Zoom : Les effets du Manganèse étudiés de près

Le Manganèse est un métal très utilisé dans les aciers pour garantir leur pureté. Cependant des études récentes suggèrent que l’exposition à de la poussière de Manganèse causerait la maladie de Parkinson. Si aujourd’hui aucune interdiction spécifique n’a été formulée, cette situation est à surveiller avec attention pour toutes les industries concernées.

Zoom : La balance environnementale du Lithium

Ces dernières années, le Lithium est de plus en plus souvent perçu comme l’élément-clé pour le stockage efficace de l’énergie, point nécessaire au bon développement de la voiture électrique et des énergies renouvelables.

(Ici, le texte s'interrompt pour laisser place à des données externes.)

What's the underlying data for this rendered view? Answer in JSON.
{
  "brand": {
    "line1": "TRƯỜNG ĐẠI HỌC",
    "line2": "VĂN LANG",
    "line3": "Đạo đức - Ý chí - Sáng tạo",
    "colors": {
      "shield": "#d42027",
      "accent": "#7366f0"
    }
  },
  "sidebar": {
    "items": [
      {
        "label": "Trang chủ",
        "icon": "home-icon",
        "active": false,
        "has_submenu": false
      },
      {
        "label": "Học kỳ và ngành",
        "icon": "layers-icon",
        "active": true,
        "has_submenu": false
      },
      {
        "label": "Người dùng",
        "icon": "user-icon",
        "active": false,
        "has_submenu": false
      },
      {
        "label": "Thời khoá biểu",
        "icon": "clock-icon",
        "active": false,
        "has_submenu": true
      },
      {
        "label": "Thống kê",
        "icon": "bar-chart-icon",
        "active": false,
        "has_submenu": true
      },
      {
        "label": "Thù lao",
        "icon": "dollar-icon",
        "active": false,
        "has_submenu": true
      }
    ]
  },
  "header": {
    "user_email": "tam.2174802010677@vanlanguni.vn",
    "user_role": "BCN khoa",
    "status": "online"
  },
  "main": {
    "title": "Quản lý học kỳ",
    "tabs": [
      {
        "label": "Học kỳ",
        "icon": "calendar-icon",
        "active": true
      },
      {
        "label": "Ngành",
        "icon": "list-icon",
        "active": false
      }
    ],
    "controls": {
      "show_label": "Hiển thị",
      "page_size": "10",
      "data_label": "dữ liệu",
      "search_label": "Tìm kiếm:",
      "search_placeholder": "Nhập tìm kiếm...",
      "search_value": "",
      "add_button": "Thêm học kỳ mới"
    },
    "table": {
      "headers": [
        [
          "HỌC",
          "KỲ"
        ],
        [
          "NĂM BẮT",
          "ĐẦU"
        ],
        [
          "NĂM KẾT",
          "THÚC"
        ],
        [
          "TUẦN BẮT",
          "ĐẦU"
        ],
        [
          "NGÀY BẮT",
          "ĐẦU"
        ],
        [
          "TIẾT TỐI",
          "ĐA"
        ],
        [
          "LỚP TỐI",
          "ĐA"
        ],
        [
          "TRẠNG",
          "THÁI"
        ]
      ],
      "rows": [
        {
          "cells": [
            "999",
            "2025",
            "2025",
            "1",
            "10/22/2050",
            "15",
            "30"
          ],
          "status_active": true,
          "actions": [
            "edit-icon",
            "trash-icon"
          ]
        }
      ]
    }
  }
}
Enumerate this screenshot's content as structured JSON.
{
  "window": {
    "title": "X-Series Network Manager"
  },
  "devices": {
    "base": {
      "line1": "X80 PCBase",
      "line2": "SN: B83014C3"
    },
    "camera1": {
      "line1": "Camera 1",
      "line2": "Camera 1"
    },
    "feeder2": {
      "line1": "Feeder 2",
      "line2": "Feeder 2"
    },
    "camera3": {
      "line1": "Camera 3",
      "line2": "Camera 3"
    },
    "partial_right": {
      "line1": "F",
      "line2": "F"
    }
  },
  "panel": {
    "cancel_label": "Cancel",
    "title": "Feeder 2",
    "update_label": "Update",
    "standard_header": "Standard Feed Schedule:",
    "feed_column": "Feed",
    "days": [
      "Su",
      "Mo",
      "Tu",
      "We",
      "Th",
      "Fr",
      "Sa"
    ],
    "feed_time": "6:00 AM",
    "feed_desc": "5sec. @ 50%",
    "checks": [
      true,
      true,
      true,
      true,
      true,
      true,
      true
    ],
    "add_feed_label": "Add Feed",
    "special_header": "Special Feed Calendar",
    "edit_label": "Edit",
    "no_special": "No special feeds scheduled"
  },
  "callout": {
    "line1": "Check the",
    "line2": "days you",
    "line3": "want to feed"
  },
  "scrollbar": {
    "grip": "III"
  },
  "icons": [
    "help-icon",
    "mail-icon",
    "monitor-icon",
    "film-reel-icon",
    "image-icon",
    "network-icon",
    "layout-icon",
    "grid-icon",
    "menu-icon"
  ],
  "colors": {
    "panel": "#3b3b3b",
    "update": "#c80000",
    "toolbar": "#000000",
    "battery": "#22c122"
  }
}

Si les producteurs de Lithium sont confiants sur la quantité de matière disponibilité, ses sources les plus prometteuses sont l’écume des lacs salés. L’exploitation intensive de ces lacs mettrait en péril leurs écosystèmes. Un dilemme à résoudre pour garantir un mode de transport écologique.

Face à de nombreux risques tant en début qu’en fin des chaînes de valeur, les industriels ont aujourd’hui tout intérêt à entreprendre une démarche d’identification de leur exposition à des risques d’approvisionnement, afin de se réduire l’impact des nouvelles crises de prix et de disponibilité.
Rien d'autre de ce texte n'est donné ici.